The day my grandmother, Mama Smith, died was one of those days. Rob, the boys, and I had decided to decorate her bedroom door with a live Christmas wreath and had picked up one and were taking it to her. We had donned the wreath with a puffy red velvet bow. It was Christmas time and her bedroom where she was confined needed a bit of greenery. On the way we had occasion to hear Steven Curtis Chapman’s “Home for Christmas” and I had turned it off. It kind of made me melancholy. Mama Smith loved Christmas. She and Papa Smith had married one Christmas Eve long ago. Anyway, when we arrived, she was sleeping and I didn’t want to awaken her.

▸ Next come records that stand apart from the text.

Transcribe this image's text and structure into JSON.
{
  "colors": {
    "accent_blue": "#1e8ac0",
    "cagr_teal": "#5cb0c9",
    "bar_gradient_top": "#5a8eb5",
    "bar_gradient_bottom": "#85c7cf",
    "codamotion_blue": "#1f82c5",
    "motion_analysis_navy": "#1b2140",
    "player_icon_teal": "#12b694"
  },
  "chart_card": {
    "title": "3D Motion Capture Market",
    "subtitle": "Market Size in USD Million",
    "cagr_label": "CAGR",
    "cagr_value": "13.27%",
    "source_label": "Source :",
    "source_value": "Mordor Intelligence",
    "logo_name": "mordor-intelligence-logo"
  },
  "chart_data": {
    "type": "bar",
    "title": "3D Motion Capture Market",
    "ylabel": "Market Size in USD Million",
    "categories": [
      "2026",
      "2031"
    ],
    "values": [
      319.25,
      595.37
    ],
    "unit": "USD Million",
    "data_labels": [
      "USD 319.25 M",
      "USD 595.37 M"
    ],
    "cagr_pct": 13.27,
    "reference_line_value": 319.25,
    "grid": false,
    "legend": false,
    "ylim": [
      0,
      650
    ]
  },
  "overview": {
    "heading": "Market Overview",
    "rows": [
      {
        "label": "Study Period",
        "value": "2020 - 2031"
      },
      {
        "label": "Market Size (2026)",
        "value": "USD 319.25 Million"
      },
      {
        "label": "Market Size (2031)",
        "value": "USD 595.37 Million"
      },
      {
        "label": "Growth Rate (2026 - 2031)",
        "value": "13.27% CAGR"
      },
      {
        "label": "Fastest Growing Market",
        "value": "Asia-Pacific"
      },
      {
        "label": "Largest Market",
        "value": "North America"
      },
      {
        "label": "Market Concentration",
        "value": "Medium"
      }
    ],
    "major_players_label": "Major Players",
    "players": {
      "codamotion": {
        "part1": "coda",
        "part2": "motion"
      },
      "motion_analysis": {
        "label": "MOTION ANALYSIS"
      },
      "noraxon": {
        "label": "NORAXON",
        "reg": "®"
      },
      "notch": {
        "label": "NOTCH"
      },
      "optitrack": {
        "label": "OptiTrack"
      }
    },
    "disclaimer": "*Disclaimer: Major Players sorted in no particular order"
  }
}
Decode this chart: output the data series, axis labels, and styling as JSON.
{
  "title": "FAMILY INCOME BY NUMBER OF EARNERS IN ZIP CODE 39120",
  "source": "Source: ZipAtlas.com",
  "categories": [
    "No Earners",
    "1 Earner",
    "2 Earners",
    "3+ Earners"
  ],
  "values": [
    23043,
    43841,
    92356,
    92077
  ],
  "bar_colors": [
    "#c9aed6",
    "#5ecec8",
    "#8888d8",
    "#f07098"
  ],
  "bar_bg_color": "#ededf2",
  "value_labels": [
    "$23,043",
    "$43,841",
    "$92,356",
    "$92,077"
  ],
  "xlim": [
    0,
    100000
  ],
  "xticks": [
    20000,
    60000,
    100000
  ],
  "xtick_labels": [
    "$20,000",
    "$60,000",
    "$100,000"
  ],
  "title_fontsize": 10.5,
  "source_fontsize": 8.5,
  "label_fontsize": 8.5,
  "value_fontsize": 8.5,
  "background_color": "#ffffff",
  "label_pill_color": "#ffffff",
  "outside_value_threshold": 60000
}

But, the nudge of the Holy Spirit prompted me to do so, so I went back to her room and spoke with her a few minutes before she smiled and motioned at the door for the visitors to come in. She commented on how cute the littlest ones were. I smiled and looked at the door assuming she was talking about Rob and the boys.
When I looked, however, no one was there. Yet, she continued to beam and smile and welcome her guests. Her speech was too clear after all her small strokes had robbed so much of her ability to talk. I knew that was a holy moment. I believe she had a bit of heavenly company showing up to take her home for Christmas. Corny sounding perhaps, but true.
When we left her, I pressed “play” on the car cassette tape player and the same song I had stopped listening to earlier on the radio was the song cued to play on my car’s tape player. No joke!
That evening I would receive a call from my brother informing me that Mama Smith had passed away in her sleep moments before. A holy moment preceded by other moments throughout that day.
There are other such moments in my walk with Christ where I cannot help but recognize His presence, His sovereignty, and His goodness toward me in them. Most are just too personal to share because that’s another attribute of them for me. They are just too filled with Him to even speak them to anyone out of reverence for what I anticipate God will do through them.
Do you have holy moments? Give God the glory.